Quizás porque nos veíamos cada día, o tal vez porque no pensábamos que fueran a darme el alta tan pronto, no habíamos sentido la necesidad de darnos el número.

—No sé por dónde empezar..— Dijo mirando el suelo.

—La mejor opción es el principio.

—Lo sé, estoy nervioso.—Confesó

Lo miré a los ojos y sentí una corriente entre los dos. Yo también estaba nerviosa y, no quería imaginarme lo que me iba a decir para no llevarme una decepción. Pero estaba como un flan: me temblaban las piernas y mi corazón estaba acelerado.

—Sara, nos conocemos desde hace seis meses, hemos luchado juntos por tu recuperación y me alegro que hayas conseguido volver a caminar y puedas ser independiente. 

—Sin ti, no lo hubiera conseguido, me dabas fuerza y ánimo cuando tenía un mal día. No quise marcharme sin despedirme, pero me dieron el alta y no pude quedarme hasta que volvieras. Mañana vuelvo a Fisioterapia con Candy. pensaba hablar contigo entonces.

—No te preocupes, lo sé. Cuando me fui el último día nadie me dijo que te darían el alta el 24.  De haberlo sabido te hubiera ayudado a recoger las cosas y te habría acompañado a casa, debiste sentirte muy sola, lo siento.

Me cogió las manos mientras me hablaba.

—Bueno, el alta total no lo tengo, aún he de ir a rehabilitación una vez por semana hasta, por lo menos, el verano, si todo va bien.

Julio me miraba y yo no era capaz de descifrar su expresión. Sentía el calor de sus manos en las mías. Siguió hablando.

—Sara, lo que quería decirte es que las cosas ahora ya son diferentes entre nosotros.

Me asusté al oír eso, me imaginé por un momento que me diría algo así como que ya no quería seguir manteniendo la relación que teníamos.

—Ya no soy tu terapeuta.— Añadió.

—¿Pero podemos ser amigos no?— Le pregunté, muy asustada.

—De eso quería hablarte. 

Ahora sí quería morirme, no quería ser mi amigo, eso significaba que nunca lo había sido en realidad. Era una manera de estimular mi recuperación. Estaba haciendo su trabajo.

—No puedo ser tu amigo, ya no puedo fingir más.

—¿Ha sido todo una farsa?— Le pregunté con los ojos llenos de lágrimas. Retiré mis manos de entre las suyas.

—No, no me entiendes, deja que te explique...

—No hace falta. — Contesté poniéndome en pie  para irme antes de que me viera llorar.

En ese momento se levantó rápido y me abrazó.

—No te vayas, deja que te lo acabe de contar, después, si quieres, puedes irte, pero déjame decirte una cosa.

Con sus brazos rodeándome y las lágrimas rodando por mis mejillas, me detuve y esperé.
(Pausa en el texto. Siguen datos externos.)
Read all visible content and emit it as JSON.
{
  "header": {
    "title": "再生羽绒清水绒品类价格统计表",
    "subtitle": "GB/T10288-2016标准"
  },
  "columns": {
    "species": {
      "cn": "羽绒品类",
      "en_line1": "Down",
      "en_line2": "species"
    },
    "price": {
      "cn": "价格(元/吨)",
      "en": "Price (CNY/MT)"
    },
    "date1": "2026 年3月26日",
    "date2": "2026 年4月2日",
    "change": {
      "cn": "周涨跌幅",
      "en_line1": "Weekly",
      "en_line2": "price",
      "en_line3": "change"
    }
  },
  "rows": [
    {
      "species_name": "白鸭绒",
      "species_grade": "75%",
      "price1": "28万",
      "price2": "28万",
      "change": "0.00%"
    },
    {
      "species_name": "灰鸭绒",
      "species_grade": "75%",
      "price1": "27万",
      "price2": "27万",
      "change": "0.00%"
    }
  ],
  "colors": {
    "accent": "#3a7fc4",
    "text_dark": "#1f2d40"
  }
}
Estaba preparada para sentir el dolor en el corazón, cuando me dijera que no quería verme más.

—Sara, no puedo seguir siendo tu amigo. Mientras éramos terapeuta y paciente, no podía permitirme ser otra cosa, pero cuando mis manos masajeaban tu espalda, debía concentrarme para no dejarme llevar y acariciarte. Cuando estabas a punto de caer y te apoyabas en mí, quería besarte. He luchado mucho, para no expresar este sentimiento, pero ahora puedo decírtelo alto y claro, Estoy enamorado de ti y no puedo ser sólo tu amigo.

Lloré al oírle decir aquello. Me di la vuelta para quedar cara a cara,  toqué suavemente sus mejillas, acerqué mis labios a los suyos y le di un beso, ligero como una mariposa. 

—Yo también me he enamorado de ti, Julio. Desde hace tiempo, he estado ocultando estos sentimientos porque creí que tú no sentías lo mismo que yo.

Una gran sonrisa iluminó sus ojos, me cogió por la cintura y dio vueltas por el comedor conmigo en volandas. Me abrazó muy fuerte y me dio un beso profundo lleno de promesas.